Experts have claimed that a strange new scam is using blank images to trick users – and you might not even realize it.
Coordination done by researchers at an email security company Avanan (Opens in a new tab) Described as an “empty image”, it consists of threat actors embedding empty Base64-encoded .svg files inside HTML attachments, allowing them to avoid URL redirect detection.
In this case, the DocuSign electronic signature platform is the target host. Fraudsters send a legitimate-looking DocuSign email containing an HTML attachment which, when clicked, opens what appears to be a blank image.
Blank scam image
However, the catch is that Javascript was found inside the image that leads users to a malicious URL in a way that has been rarely seen until now. For this reason, security services may usually fail to detect the threat.
DocuSign is trusted by many companies, so it’s hard to believe that it could deceive employees and consumers now, but we have reported many cases of fraud on the platform.
“This attack builds on the wave of HTML attachment attacks we’ve seen recently targeting our customers, whether they’re small and medium businesses or businesses,” said Avanan.
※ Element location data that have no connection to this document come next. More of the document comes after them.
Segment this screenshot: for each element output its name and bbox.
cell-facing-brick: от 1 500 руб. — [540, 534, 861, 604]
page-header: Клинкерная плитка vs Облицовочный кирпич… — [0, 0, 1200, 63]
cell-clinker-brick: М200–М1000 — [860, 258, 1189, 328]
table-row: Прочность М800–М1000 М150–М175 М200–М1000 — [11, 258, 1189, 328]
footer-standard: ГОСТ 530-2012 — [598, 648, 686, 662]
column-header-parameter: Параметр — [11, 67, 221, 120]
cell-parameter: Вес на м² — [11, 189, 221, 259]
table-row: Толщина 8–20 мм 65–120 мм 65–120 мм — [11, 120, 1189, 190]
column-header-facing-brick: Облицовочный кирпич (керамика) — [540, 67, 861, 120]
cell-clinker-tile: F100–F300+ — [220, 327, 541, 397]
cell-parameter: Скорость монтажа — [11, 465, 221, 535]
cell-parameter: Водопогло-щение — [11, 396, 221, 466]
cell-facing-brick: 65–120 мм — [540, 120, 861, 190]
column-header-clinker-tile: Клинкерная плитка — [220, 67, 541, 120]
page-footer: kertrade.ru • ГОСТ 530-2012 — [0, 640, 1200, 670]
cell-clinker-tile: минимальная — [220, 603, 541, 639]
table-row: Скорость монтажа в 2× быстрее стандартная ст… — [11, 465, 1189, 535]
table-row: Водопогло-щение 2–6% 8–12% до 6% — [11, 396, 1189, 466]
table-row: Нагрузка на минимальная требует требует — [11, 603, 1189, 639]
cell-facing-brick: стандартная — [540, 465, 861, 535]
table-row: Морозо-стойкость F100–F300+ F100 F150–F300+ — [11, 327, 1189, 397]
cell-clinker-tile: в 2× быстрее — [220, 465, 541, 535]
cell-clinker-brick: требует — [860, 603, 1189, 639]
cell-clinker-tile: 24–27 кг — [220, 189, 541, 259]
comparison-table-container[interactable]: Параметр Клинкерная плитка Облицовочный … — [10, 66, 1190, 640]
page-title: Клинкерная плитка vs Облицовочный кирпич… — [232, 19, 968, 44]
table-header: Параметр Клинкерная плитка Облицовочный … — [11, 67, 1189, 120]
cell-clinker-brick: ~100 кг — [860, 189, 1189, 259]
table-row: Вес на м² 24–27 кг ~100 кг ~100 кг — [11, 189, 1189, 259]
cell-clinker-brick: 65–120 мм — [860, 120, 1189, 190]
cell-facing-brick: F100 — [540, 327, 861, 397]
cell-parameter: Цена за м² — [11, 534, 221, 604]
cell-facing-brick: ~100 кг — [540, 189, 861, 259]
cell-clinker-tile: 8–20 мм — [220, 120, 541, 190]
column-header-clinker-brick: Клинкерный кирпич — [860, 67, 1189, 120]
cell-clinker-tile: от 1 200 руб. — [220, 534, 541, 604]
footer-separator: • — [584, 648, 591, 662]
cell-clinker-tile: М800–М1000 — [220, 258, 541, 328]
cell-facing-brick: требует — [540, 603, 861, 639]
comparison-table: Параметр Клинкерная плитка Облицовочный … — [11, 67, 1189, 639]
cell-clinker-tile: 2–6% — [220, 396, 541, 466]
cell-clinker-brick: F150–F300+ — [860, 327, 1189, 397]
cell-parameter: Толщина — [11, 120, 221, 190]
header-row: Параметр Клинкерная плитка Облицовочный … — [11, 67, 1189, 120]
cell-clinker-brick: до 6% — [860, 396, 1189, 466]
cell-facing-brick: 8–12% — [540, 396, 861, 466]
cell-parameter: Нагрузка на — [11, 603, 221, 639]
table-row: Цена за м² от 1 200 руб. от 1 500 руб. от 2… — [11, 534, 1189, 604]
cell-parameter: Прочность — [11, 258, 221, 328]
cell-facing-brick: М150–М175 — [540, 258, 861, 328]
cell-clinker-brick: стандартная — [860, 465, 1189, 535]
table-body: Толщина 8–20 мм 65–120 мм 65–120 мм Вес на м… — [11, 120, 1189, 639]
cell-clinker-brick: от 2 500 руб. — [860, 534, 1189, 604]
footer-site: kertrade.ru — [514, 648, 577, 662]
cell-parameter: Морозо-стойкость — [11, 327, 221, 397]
“By obfuscating layers of obfuscation, most security agencies are powerless against these attacks.”
For end users, Avanan suggests being wary of emails that contain HTML (.htm) attachments. Companies can further protect their employees by applying a block to emails containing such files, and treating them just like any executable files (such as .exe files).
TechRadar Pro DocuSign asked if it was taking any steps against the scam, but copycat attacks like this can rarely be prevented.